Question

DESEQ analysis contain rlog formation?

0

Entering edit mode

6.2 years ago

soojinima ▴ 10

Hi. I am a 'R' starter. And recently, I analysed GEO database about my research fields. I have a question about analytic method. The analytic method of DEseq2 contain rlog formation? To reduce the amount of heteroskedasticity, many analytic methods contain several means to shrink the variance of low read count. So people convert raw data by rlog formation instead of log2 formation. I'm curious about the function of DEseq2 contain this rlog formation or I should convert these DEseq 's output data to rlog Data? Thank you. I look forward to your precious reply.

RNA-Seq DESeq2 rlog raw counts • 2.7k views

ADD COMMENT • link 6.2 years ago by soojinima ▴ 10

2

Entering edit mode

DEseq2 has a separate rlog function which you can use to transform your count data. You can supply it a matrix of counts or a deseq2 dataset. The default DESeq function will not give you rlog transformed data.

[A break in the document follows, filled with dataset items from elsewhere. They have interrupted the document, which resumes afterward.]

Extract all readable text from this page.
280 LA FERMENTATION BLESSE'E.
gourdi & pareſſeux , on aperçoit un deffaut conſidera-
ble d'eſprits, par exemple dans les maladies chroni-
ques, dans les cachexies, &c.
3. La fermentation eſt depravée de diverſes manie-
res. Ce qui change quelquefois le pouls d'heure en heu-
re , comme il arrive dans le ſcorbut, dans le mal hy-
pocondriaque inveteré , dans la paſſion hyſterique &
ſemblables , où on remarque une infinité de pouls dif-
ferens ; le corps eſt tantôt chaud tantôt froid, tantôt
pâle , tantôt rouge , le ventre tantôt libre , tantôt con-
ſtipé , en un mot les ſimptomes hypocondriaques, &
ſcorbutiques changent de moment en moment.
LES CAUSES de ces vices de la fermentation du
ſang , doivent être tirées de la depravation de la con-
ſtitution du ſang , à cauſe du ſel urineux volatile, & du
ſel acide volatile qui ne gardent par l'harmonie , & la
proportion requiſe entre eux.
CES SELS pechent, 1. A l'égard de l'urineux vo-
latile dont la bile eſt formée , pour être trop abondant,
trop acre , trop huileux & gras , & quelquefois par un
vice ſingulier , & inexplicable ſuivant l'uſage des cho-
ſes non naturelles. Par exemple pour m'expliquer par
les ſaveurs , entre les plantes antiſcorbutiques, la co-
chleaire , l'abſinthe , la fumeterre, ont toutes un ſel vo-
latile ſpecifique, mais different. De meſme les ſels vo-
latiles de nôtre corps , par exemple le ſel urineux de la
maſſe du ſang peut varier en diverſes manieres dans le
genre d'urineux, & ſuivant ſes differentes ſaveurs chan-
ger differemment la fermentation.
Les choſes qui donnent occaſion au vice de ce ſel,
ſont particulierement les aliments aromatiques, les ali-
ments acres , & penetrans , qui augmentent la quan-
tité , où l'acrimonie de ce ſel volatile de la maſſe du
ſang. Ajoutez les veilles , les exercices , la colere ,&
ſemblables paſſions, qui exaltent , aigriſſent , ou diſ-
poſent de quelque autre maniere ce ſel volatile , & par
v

ADD REPLY • link 6.2 years ago by kautilya ▴ 430

0

Entering edit mode

Thank you for your kindly reply. It's a basic concept, but I do not know well, so can I ask you a question? If the default DESeq function will not give me rlog transformed data, and the data used in the deseq analysis are not rlog-transformed, so the heteroskedasticity is high, can I interpret the results of log2FlodChange of DEseq data as it is? (for example, A gene was increased by 2 times as compared to B gene in specific condition)

If so, is the rlog transformation just offered not as differential expression estimation but as separate functionality which can be used for visualization, clustering?

ADD REPLY • link 6.2 years ago by soojinima ▴ 10

score 3 · Answer 1 · 2018-02-26

In order to normalise data, DESeq2 estimates 2 things:

size factors, which help to deal with differences in library sizes across samples
Dispersion parameters, which help to deal with heteroskedasticity, amongst other things

DESeq2 models raw RNA-seq counts as a negative binomial distribution and it is through this model that it derives P values and other statistics via the Wald test (applied to the model for each gene). During this process, log base 2 fold-changes are also 'shrunk' in order to deal with biased fold-change differences that can be observed when comparing low-count transcripts.

Statistics are not derived from the regularised log transformation. This transformation is mainly introduced for downstream plotting functions, like heatmaps, etc.